Virtue and Experience

Virtue and Experience

Experience is a great teacher. This quality has come under scrutiny among many conservative Wesleyans. I do not understand these attacks. They are attempts to wrest authority away from a person or a group of people’s means of understanding truth. Ben Witherington makes the mistake of equating experience with emotion or “feelings” in his blogpost “Jonathan Edwards and The Ongoing Crisis in the Methodist Church.” While I agree too many people make that mistake, I believe the critics are ready to throw the baby out with the bathwater.

What Is Experience?            

John Wesley’s fellow alum of Christ Church, John Locke, provided the world with a thoughtful consideration of experience as a check on pure reason. Lockean experience, understood scientifically, is a means of learning by observation of phenomena and testing (or experiment which is derived from the same word as experience). But the scientific understanding is only a part of his overall theory of knowledge. Locke’s idea of the human person as a collection of experiences with children born as “blank slates” waiting for experiences is flawed. But it is not entirely wrong as Immanuel Kant demonstrates. Human knowledge stems from the application of practical judgement.

Does virtue come from experience? Both Immanuel Kant and Adam Smith (contemporaries of Wesley) argue it can. What they argue against is the belief that “good feelings” are moral guides.

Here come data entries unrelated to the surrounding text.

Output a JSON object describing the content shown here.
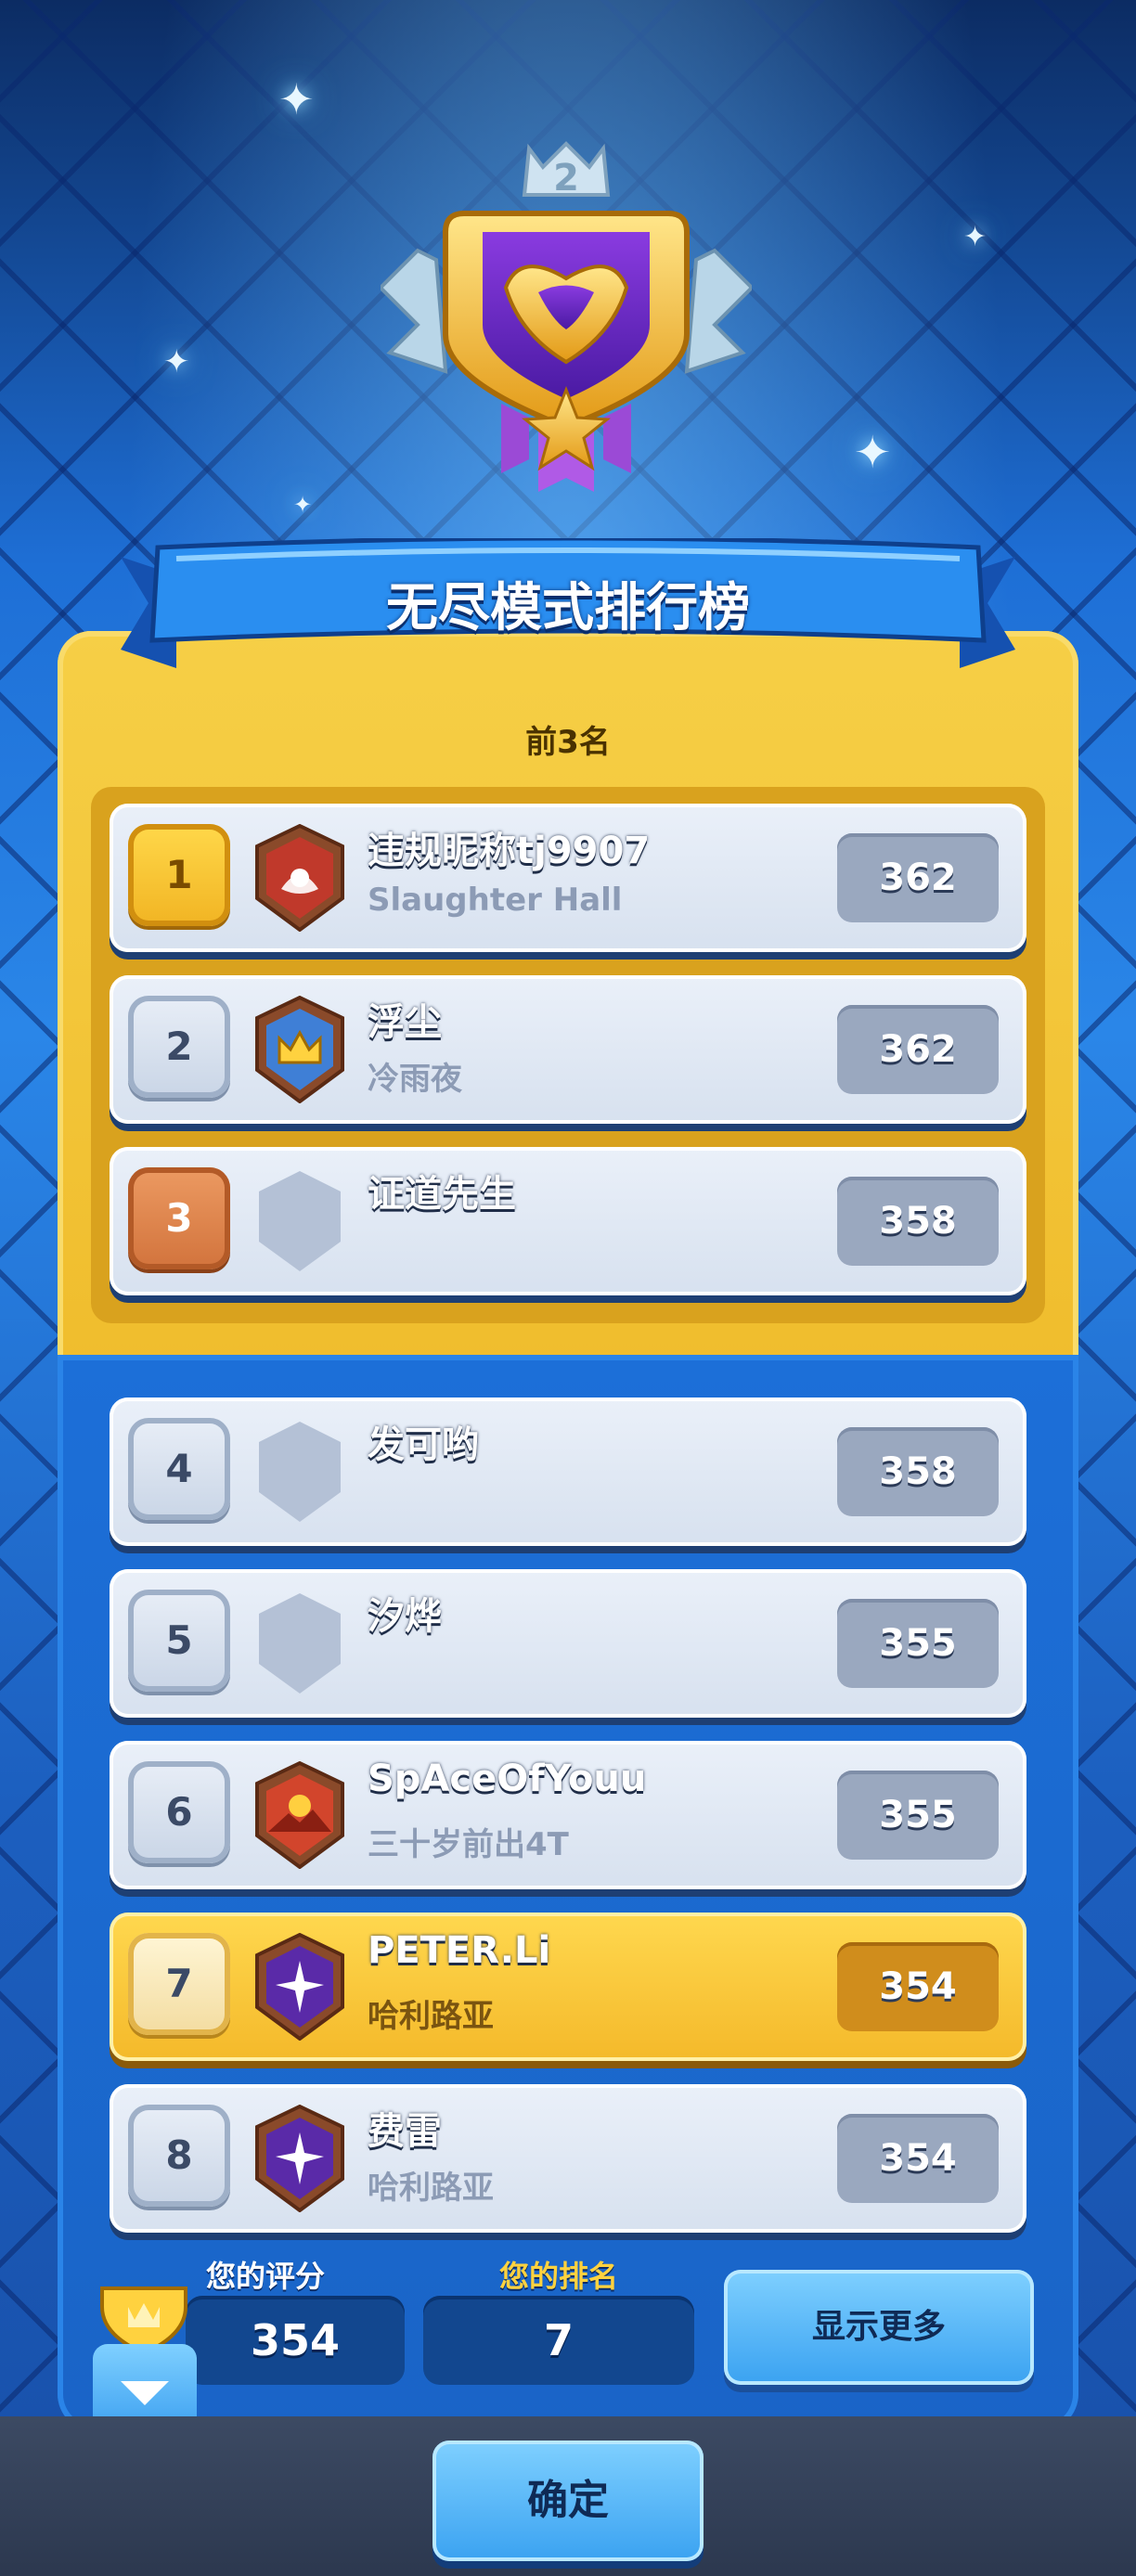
{
  "leaderboard": {
    "title": "无尽模式排行榜",
    "badge_level": "2",
    "top_label": "前3名",
    "rows": [
      {
        "rank": "1",
        "name": "违规昵称tj9907",
        "clan": "Slaughter Hall",
        "score": "362",
        "clan_icon": "lotus-icon"
      },
      {
        "rank": "2",
        "name": "浮尘",
        "clan": "冷雨夜",
        "score": "362",
        "clan_icon": "crown-icon"
      },
      {
        "rank": "3",
        "name": "证道先生",
        "clan": "",
        "score": "358",
        "clan_icon": "empty-shield-icon"
      },
      {
        "rank": "4",
        "name": "发可哟",
        "clan": "",
        "score": "358",
        "clan_icon": "empty-shield-icon"
      },
      {
        "rank": "5",
        "name": "汐烨",
        "clan": "",
        "score": "355",
        "clan_icon": "empty-shield-icon"
      },
      {
        "rank": "6",
        "name": "SpAceOfYouu",
        "clan": "三十岁前出4T",
        "score": "355",
        "clan_icon": "mountain-sun-icon"
      },
      {
        "rank": "7",
        "name": "PETER.Li",
        "clan": "哈利路亚",
        "score": "354",
        "clan_icon": "star-burst-icon"
      },
      {
        "rank": "8",
        "name": "费雷",
        "clan": "哈利路亚",
        "score": "354",
        "clan_icon": "star-burst-icon"
      }
    ]
  },
  "stats": {
    "score_label": "您的评分",
    "score_value": "354",
    "rank_label": "您的排名",
    "rank_value": "7",
    "more_button": "显示更多"
  },
  "footer": {
    "confirm_button": "确定"
  },
  "colors": {
    "gold_panel": "#f0bd2d",
    "blue_panel": "#1a64c7",
    "highlight_row": "#f4b92a"
  }
}
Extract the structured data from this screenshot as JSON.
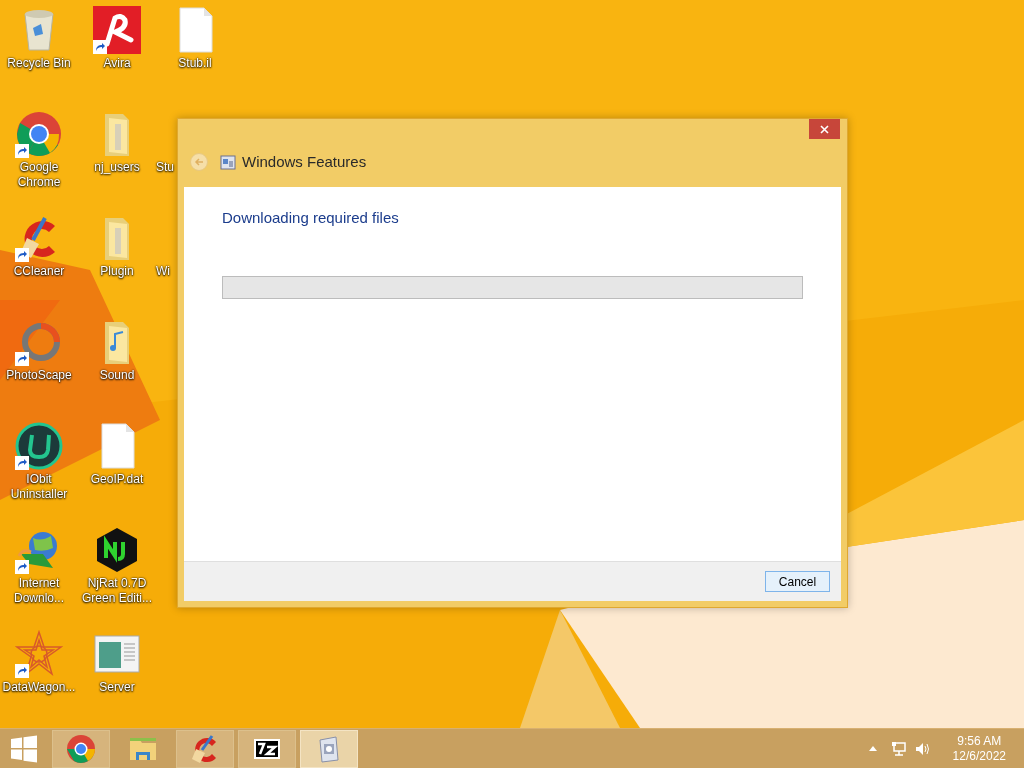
{
  "desktop": {
    "columns": [
      [
        {
          "label": "Recycle Bin",
          "kind": "recycle",
          "shortcut": false
        },
        {
          "label": "Google Chrome",
          "kind": "chrome",
          "shortcut": true
        },
        {
          "label": "CCleaner",
          "kind": "ccleaner",
          "shortcut": true
        },
        {
          "label": "PhotoScape",
          "kind": "photoscape",
          "shortcut": true
        },
        {
          "label": "IObit Uninstaller",
          "kind": "iobit",
          "shortcut": true
        },
        {
          "label": "Internet Downlo...",
          "kind": "idm",
          "shortcut": true
        },
        {
          "label": "DataWagon...",
          "kind": "star",
          "shortcut": true
        }
      ],
      [
        {
          "label": "Avira",
          "kind": "avira",
          "shortcut": true
        },
        {
          "label": "nj_users",
          "kind": "folder",
          "shortcut": false
        },
        {
          "label": "Plugin",
          "kind": "folder",
          "shortcut": false
        },
        {
          "label": "Sound",
          "kind": "music-folder",
          "shortcut": false
        },
        {
          "label": "GeoIP.dat",
          "kind": "file",
          "shortcut": false
        },
        {
          "label": "NjRat 0.7D Green Editi...",
          "kind": "njrat",
          "shortcut": false
        },
        {
          "label": "Server",
          "kind": "app-window",
          "shortcut": false
        }
      ],
      [
        {
          "label": "Stub.il",
          "kind": "file",
          "shortcut": false
        },
        {
          "label": "Stu",
          "kind": "hidden"
        },
        {
          "label": "Wi",
          "kind": "hidden"
        }
      ]
    ]
  },
  "dialog": {
    "title": "Windows Features",
    "heading": "Downloading required files",
    "progress": {
      "level": 0
    },
    "buttons": [
      "Cancel"
    ]
  },
  "taskbar": {
    "items": [
      {
        "kind": "start"
      },
      {
        "kind": "chrome",
        "running": true,
        "selected": false
      },
      {
        "kind": "explorer",
        "running": false,
        "selected": false
      },
      {
        "kind": "ccleaner",
        "running": true,
        "selected": false
      },
      {
        "kind": "sevenzip",
        "running": true,
        "selected": false
      },
      {
        "kind": "setup",
        "running": true,
        "selected": true
      }
    ],
    "clock": {
      "time": "9:56 AM",
      "date": "12/6/2022"
    }
  }
}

Spiritual Feelings and Moral Action

Spiritual experiences are often equated with emotional experiences. A piece of music or a well-told story can produce emotions of sadness, anger, jubilation, or feelings of resolve that end as soon as the stimulus ends. Allow me to use a personal example of how bad ideas and feelings can reinforce one another.

My father, in 1961, knew about a group of white students from his high school deciding to attend the protests in Clinton, Tennessee against the desegregation of the school. Clinton High School was infamously bombed to keep the inevitable from happening. He learned at home, church, and community that the races should remain separate. It was also his senior year in High School. After graduation, he enlisted in the Army.

There my father lived, worked alongside, and was under the authority of both Black and White soldiers. Through his experience, he learned much of what he had been told was divinely ordained and morally correct was in fact neither of those things. His response was not an emotional response. His new conviction came by reason and experience. Once he left the Army his understanding of what the Bible taught us to do changed with that experience.

 Experience and the Bible

Does experience change the meaning of Scripture? No. But it does allow us to overcome bad teachings whose advocates claim a biblical basis for their ideas. Why are some traditions discarded after a time? We may decide they are contrary to a biblical principle. We may decide they are ultimately harmful.

The cherished value of religious freedom is rooted in Locke’s understanding of reason and experience. His Letter Concerning Toleration continues influencing the relationship of modern democratic governments and religious institutions. Experience becomes the antidote to religiously based authoritarianism. It is something we definitely need to remember. Call it a tradition based on reason and experience if you wish.